In addition to above-mentioned metrics, a contour-based metric according to the previous studies in [30,56] was adopted to evaluate the quality of the extracted building boundaries. As mentioned in [30], this metric computes the F-score along the boundaries of predicted masks under a small distance tolerance. In our experiments, the distance thresholds were set to pixel widths of 1, 3, 5, and 7.

4.3. Comparison with State-of-the-Art Methods

In this section, we report the performance of the proposed DMBC-Net for building extraction and compare its performance with the state-of-the-art methods on three public high-resolution aerial data sets.

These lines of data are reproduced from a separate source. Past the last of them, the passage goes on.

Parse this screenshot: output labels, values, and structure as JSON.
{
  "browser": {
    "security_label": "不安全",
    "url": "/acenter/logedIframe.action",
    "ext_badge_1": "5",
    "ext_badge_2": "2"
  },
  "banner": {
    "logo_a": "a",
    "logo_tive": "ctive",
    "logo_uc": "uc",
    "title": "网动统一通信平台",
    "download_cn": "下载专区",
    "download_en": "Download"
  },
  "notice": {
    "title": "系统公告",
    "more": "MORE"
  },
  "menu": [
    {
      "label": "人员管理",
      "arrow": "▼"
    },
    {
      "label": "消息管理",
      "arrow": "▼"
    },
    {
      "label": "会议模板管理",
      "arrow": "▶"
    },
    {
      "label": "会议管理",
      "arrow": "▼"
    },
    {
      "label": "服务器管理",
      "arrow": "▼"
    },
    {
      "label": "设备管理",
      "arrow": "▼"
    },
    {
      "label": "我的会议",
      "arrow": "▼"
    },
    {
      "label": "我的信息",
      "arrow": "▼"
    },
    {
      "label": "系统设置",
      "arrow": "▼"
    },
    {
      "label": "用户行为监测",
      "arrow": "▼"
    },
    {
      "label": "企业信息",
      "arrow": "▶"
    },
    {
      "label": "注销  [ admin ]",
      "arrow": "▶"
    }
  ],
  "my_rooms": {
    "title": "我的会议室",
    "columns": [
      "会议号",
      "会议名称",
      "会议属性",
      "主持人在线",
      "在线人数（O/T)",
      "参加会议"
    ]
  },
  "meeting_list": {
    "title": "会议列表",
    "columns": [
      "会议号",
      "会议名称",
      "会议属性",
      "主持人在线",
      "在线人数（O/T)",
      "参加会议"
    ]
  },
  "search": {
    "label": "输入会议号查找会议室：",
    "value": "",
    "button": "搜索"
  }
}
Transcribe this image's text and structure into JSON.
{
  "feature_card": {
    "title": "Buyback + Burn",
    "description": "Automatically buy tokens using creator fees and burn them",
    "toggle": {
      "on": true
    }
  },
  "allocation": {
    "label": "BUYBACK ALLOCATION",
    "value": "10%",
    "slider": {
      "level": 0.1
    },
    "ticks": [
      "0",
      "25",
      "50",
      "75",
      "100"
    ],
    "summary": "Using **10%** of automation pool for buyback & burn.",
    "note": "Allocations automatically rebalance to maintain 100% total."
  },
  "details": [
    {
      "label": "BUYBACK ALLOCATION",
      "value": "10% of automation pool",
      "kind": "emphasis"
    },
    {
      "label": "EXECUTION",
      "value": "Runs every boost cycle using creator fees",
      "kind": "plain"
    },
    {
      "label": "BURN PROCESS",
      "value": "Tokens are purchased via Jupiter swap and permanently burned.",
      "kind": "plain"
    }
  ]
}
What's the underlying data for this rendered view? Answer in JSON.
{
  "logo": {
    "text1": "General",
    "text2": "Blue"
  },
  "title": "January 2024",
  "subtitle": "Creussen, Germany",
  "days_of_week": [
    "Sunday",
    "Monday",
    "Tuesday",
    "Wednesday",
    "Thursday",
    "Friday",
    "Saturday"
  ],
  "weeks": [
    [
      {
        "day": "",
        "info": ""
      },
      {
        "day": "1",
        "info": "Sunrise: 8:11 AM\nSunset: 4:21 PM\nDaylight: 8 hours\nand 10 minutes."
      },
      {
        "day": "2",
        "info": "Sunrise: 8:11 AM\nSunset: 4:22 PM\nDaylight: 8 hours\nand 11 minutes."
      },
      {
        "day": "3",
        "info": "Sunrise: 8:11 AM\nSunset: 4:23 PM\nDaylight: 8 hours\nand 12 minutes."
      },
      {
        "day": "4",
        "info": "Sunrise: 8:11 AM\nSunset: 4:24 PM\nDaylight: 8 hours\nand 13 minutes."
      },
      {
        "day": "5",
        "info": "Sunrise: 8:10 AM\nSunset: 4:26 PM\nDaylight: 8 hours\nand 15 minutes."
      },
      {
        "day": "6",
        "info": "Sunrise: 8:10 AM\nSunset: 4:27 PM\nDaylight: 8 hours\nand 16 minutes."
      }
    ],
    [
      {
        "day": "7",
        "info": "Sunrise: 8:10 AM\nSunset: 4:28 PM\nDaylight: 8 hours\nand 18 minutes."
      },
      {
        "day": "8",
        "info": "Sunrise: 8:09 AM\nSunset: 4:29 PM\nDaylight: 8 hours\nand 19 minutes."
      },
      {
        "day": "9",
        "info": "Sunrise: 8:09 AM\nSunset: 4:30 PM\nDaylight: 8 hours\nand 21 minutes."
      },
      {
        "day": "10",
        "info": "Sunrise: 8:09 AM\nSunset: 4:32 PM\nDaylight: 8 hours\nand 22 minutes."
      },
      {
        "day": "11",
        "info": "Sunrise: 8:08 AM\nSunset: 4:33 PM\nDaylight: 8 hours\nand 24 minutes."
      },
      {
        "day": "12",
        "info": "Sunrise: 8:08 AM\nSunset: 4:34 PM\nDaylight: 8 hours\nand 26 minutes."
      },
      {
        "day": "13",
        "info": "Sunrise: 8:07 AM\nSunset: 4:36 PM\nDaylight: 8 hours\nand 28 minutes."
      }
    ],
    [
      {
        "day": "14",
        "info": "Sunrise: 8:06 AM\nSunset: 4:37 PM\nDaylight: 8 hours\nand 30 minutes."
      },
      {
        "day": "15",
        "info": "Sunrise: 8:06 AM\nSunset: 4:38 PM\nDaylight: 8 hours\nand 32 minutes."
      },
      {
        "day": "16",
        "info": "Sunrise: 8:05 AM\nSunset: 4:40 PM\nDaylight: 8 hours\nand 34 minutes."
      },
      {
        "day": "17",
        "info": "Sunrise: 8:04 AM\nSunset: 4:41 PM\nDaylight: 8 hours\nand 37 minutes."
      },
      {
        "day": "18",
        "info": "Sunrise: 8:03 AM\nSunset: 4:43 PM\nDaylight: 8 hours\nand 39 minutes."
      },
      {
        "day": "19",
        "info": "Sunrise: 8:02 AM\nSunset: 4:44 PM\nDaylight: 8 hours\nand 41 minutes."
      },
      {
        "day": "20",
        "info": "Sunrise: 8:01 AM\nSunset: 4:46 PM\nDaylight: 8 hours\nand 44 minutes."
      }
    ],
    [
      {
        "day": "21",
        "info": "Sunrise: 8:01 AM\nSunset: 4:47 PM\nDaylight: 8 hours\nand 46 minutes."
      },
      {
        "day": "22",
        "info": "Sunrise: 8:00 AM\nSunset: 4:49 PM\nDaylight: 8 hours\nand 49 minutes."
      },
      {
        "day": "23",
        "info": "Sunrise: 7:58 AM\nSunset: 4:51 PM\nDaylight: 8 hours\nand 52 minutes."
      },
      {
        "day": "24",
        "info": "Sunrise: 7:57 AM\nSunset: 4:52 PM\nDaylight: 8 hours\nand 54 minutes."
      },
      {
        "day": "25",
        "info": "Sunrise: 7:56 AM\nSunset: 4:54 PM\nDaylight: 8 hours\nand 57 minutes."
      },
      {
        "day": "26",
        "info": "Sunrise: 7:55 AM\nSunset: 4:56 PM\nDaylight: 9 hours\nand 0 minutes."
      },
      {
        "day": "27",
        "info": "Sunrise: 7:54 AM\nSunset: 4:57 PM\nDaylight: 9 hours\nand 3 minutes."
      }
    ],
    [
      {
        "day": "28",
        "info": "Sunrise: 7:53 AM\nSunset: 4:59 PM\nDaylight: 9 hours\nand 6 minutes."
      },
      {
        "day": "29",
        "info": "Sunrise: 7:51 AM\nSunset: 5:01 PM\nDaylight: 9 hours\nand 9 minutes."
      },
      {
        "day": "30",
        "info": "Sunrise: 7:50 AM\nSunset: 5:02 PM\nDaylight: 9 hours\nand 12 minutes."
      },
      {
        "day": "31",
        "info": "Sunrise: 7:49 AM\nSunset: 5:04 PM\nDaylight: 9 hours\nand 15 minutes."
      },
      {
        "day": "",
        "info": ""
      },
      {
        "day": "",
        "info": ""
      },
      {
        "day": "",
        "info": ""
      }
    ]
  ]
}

(1) The WHU aerial building data set: Seven existing methods were implemented for comparison using this data set, namely FCN [21], UNet [7], DeepLabV3+ [24], SRI-Net [57], EU-Net [48], MA-FCN [47], and MAP-Net [51]. The first three methods are commonly used semantic-segmentation models that achieve satisfactory results on semantic segmentation. The remaining four comparison methods are the most recent building-extraction methods based on CNN. These existing building-extraction methods focus on alleviating the scale effects of buildings in aerial images by designing different multi-scale feature-extraction networks. For SRI-Net, multi-level features are successively fused by a spatial residual-inception module. EU-Net extracts multi-scale dense features for building extraction by applying a dense spatial pyramid pooling module with a compact receptive field. MA-FCN concatenates the output features at different scales in the decoding part. For MAP-Net, a multi-parallel network is constructed to learn localization-preserved multi-scale features.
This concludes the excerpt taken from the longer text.